It has been reported that hackers have started to take advantage of Fortnite fever by tricking people into downloading fake versions of the game for Android — one of the few platforms that does not yet support the game. These “how to get this” videos on YouTube promise an early download of the game, but as you try to download it you’re pushed to other apps and no matter how many apps you download, the game never unlocks—because it never existed within the malicious app in first place.
Commenting on this, Steve Giguere, lead EMEA engineer at Synopsys, said “As much as we are wary of scam phone calls promising too good to be true offers, and investment schemes like the Initial Coin Offerings promising a blockchain based something for nothing, a website promising a contraband release of a new game feels only too possible due to previous precedents of leaks from government documents to Games of Thrones episode spoilers.
“The temptation for enthusiasts, blinded by fandom and the inevitable peer kudos of getting to play early, combined with the real advantage of not being subjected to real post-release media spoilers, is such that it subverts the good sense to prevent one exploring the realm of questionable websites and dodgy video instructions only to be led down the path to malicious game ending malware.

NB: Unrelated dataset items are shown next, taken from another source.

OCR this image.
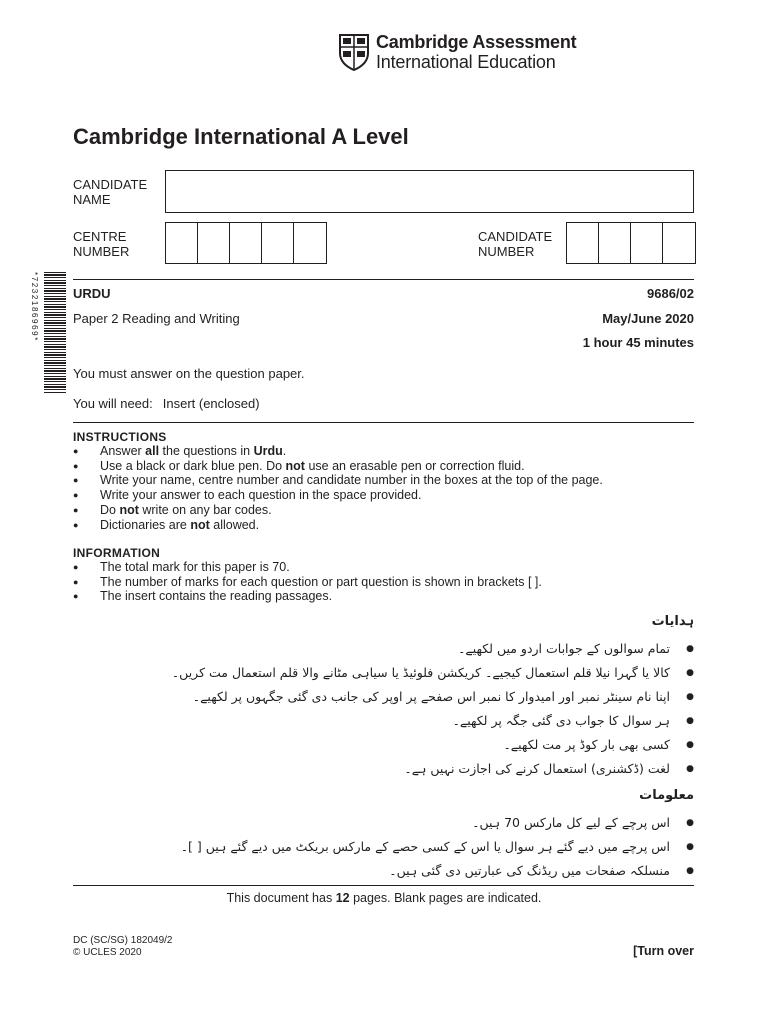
Cambridge Assessment
International Education
Cambridge International A Level
CANDIDATE
NAME
CENTRE
NUMBER
CANDIDATE
NUMBER
*7232186969*	URDU	9686/02
Paper 2 Reading and Writing	May/June 2020
1 hour 45 minutes
You must answer on the question paper.
You will need: Insert (enclosed)
INSTRUCTIONS
● Answer all the questions in Urdu.
● Use a black or dark blue pen. Do not use an erasable pen or correction fluid.
● Write your name, centre number and candidate number in the boxes at the top of the page.
● Write your answer to each question in the space provided.
● Do not write on any bar codes.
● Dictionaries are not allowed.
INFORMATION
● The total mark for this paper is 70.
● The number of marks for each question or part question is shown in brackets [ ].
● The insert contains the reading passages.
ہدایات
● تمام سوالوں کے جوابات اردو میں لکھیے۔
● کالا یا گہرا نیلا قلم استعمال کیجیے۔ کریکشن فلوئیڈ یا سیاہی مٹانے والا قلم استعمال مت کریں۔
● اپنا نام سینٹر نمبر اور امیدوار کا نمبر اس صفحے پر اوپر کی جانب دی گئی جگہوں پر لکھیے۔
● ہر سوال کا جواب دی گئی جگہ پر لکھیے۔
● کسی بھی بار کوڈ پر مت لکھیے۔
● لغت (ڈکشنری) استعمال کرنے کی اجازت نہیں ہے۔
معلومات
● اس پرچے کے لیے کل مارکس 70 ہیں۔
● اس پرچے میں دیے گئے ہر سوال یا اس کے کسی حصے کے مارکس بریکٹ میں دیے گئے ہیں [ ]۔
● منسلکہ صفحات میں ریڈنگ کی عبارتیں دی گئی ہیں۔
This document has 12 pages. Blank pages are indicated.
DC (SC/SG) 182049/2
© UCLES 2020	[Turn over
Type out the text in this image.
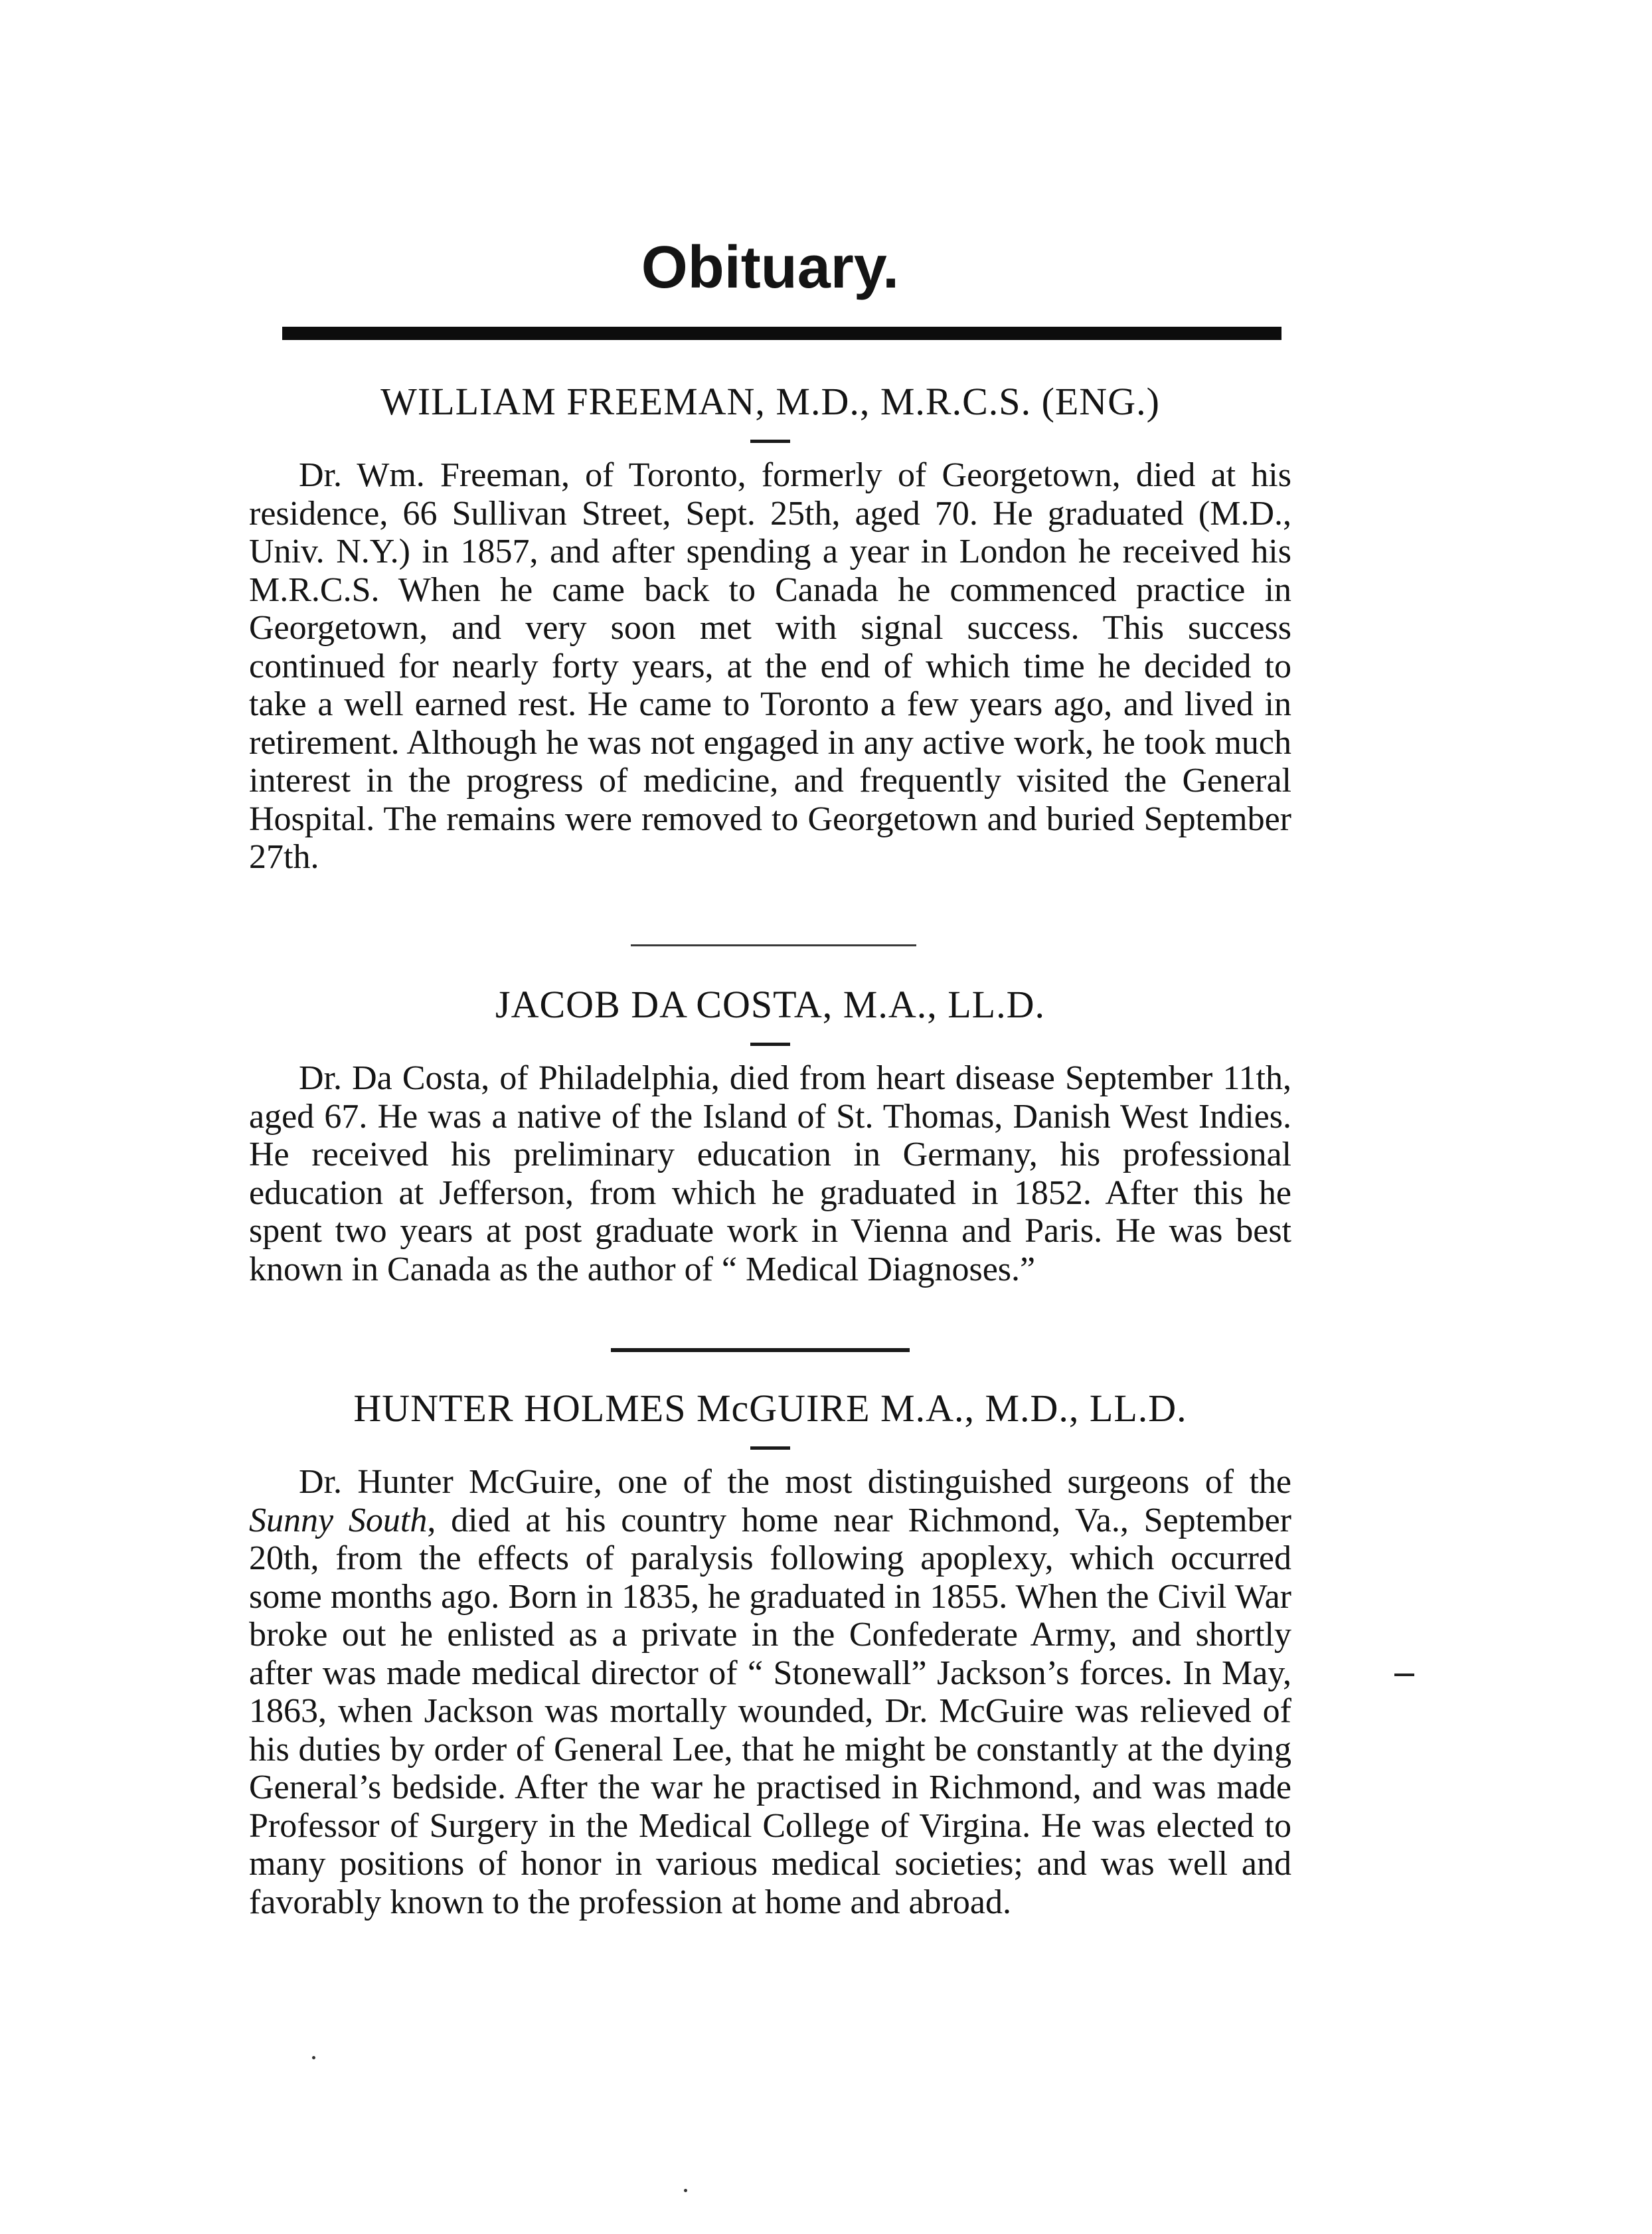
Obituary.
WILLIAM FREEMAN, M.D., M.R.C.S. (ENG.)

Dr. Wm. Freeman, of Toronto, formerly of Georgetown, died at his residence, 66 Sullivan Street, Sept. 25th, aged 70. He graduated (M.D., Univ. N.Y.) in 1857, and after spending a year in London he received his M.R.C.S. When he came back to Canada he commenced practice in Georgetown, and very soon met with signal success. This success continued for nearly forty years, at the end of which time he decided to take a well earned rest. He came to Toronto a few years ago, and lived in retirement. Although he was not engaged in any active work, he took much interest in the progress of medicine, and frequently visited the General Hospital. The remains were removed to Georgetown and buried September 27th.

JACOB DA COSTA, M.A., LL.D.

Dr. Da Costa, of Philadelphia, died from heart disease September 11th, aged 67. He was a native of the Island of St. Thomas, Danish West Indies. He received his preliminary education in Germany, his professional education at Jefferson, from which he graduated in 1852. After this he spent two years at post graduate work in Vienna and Paris. He was best known in Canada as the author of “ Medical Diagnoses.”

HUNTER HOLMES McGUIRE M.A., M.D., LL.D.

Dr. Hunter McGuire, one of the most distinguished surgeons of the Sunny South, died at his country home near Richmond, Va., September 20th, from the effects of paralysis following apoplexy, which occurred some months ago. Born in 1835, he graduated in 1855. When the Civil War broke out he enlisted as a private in the Confederate Army, and shortly after was made medical director of “ Stonewall” Jackson’s forces. In May, 1863, when Jackson was mortally wounded, Dr. McGuire was relieved of his duties by order of General Lee, that he might be constantly at the dying General’s bedside. After the war he practised in Richmond, and was made Professor of Surgery in the Medical College of Virgina. He was elected to many positions of honor in various medical societies; and was well and favorably known to the profession at home and abroad.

Any form of social engineering is successful because it’s designed around human nature. There’s no shame in being caught out by schemes or scams like these, but we need to learn that where we exhibit human weakness, the cyber-criminal will be present looking to take advantage to turn our nature against us. As attacks like these become more common place, awareness will inevitably follow; but until then, ensure you are running a modern endpoint security program and remember that if you if it looks too good to be true, don’t take the bait. It’s called phishing for a reason.”
James Hadley, CEO and Founder of Immersive Labs, added “Fortnite’s popularity, driven by gamers including the England football team, means there is an opportunity for cyber criminals to take advantage of the demand for the game and the latest releases. In life, if something seems too good to be true, it usually is just that; and cyber is no different. Cyber criminals rely on the draw of a new, exciting or trendy app outweighing the perceived negatives; in this case, getting an early release of Fortnite on Android for downloading another app. As a society, we need to get better at our general cyber awareness, weighing up the costs of how badly we need play the latest games vs potentially exposing ourselves to malicious apps.”